Human rights takes a backseat in the equation of criminals and police elements when a crime has to be solved or an account settled. Both the criminals and the police are guilty of violation of rights. In this way they are foil to each other. Who knows more about criminals than the police and who knows the police better if not criminals?
The background is Philippine society in transition to modernization but in reality very much mired in feudal mores. Loyalty to whoever provides one’s livelihood is a paramount virtue. A livelihood may be illegal but it is still a way to survive, enough to set other moral considerations aside.
So that is “On the Job”, a Philippine noir film set in the belly of Metro Manila, in the hellish national penitentiary, the political backrooms in public or private places, in the disorganized, untidy law enforcement offices, in the grimy streets peopled by the multitudes, where transactional politics, crime contracts and adjustments are required to the need for self-defense, survival in an environment where dreams if they still exist, move ever farther from one’s reach.
It is so true, so tragically real to see young people knowingly ignoring if not following outright in the footsteps of their erring, amoral elders for the comfort of an easy living, a silver platter of creature comforts. The latter characters accepted and saluted, groveled to and emulated them. Until it is too late to do otherwise, one becomes part of the system, a system of inequality and injustice to the majority.
What is praiseworthy in the direction of this film is that it is not heavy-handed or black and white in its treatment of theme and characters. It presents a poverty-stricken society where people make do, manage their daily lot and express their sentiments without preaching, without dwelling on what has been called “the pornography of poverty” , a frequent misstep in depicting Philippine reality where the emphasis on degradation and dirt becomes the moving force rather than the human reaction to it.
The contract killers are two, a veteran and an apprentice. They are professional, expert, cold-hearted and see themselves as just earning a wage, “trabaho ito hindi personalan.” But can a human being no matter how amoral, cold-blooded and ambitious be so totally detached from passions like love, envy, revenge and their ultimate consequences? Apparently not.
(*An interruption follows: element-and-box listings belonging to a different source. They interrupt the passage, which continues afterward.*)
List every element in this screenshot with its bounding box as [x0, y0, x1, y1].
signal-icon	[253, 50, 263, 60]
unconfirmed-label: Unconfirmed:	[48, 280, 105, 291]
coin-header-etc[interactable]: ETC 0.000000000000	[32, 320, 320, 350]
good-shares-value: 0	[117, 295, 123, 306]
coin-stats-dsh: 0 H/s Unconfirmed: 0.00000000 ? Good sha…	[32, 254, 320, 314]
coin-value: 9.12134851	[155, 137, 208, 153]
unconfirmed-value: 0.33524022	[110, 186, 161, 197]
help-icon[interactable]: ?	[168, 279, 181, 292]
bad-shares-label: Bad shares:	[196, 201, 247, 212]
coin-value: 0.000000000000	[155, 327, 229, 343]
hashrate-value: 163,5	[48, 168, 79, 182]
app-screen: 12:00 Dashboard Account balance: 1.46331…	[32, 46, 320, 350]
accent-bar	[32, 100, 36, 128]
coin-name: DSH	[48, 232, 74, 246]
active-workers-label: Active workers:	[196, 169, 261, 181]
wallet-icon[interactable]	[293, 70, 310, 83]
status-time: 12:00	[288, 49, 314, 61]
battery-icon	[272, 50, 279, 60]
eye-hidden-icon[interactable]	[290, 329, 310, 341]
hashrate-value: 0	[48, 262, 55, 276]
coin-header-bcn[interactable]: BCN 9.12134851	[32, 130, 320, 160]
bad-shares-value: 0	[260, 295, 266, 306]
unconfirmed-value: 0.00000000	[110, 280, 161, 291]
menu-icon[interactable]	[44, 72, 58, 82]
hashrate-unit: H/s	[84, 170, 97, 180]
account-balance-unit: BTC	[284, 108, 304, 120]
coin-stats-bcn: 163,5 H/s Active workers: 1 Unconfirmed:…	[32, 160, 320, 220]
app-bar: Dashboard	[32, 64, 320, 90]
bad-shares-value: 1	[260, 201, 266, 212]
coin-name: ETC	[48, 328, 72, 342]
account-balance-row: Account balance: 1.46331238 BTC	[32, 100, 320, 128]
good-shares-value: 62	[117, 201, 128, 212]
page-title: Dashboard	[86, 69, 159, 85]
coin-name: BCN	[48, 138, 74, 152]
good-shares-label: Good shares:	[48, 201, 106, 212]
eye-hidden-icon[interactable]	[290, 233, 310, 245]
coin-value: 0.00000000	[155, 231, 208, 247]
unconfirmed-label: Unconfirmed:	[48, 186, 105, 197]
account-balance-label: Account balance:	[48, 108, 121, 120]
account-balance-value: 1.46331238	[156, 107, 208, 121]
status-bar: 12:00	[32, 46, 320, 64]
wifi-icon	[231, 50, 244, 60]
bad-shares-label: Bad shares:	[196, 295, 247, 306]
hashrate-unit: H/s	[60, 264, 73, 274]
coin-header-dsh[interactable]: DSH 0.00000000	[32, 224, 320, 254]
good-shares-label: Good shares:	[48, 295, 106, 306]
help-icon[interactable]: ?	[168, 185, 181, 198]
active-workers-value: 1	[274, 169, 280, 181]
Trabaho becomes personal in every which way from the policeman who has assets or people who give him the inside info, to the older and younger killer whose dynamics leads to dramatic confrontations.
Meanwhile, the whole plot is composed and propelled by the representatives of the society that we live in where the ambition for political office knows no bounds, where the military oversteps its role from keeping the law to breaking it, where the element of justice is shadowy at best, totally absent at worst.
Those who brave this sordid environment, take a stand for moral order, recognize how perverted it is, pay the price. There is no happy ending but a clear view of what is happening with the hope that some day the numbers of those who see and resist will be multiplied enough to win the good fight.
This film is a sophisticated production from photography to music, to authentic scene building. The roles are deftly acted by the best in Philippine cinema today. Its pace is heart-pounding and eloquent in a passing panorama of details. The whole becomes the worthy sum of its parts.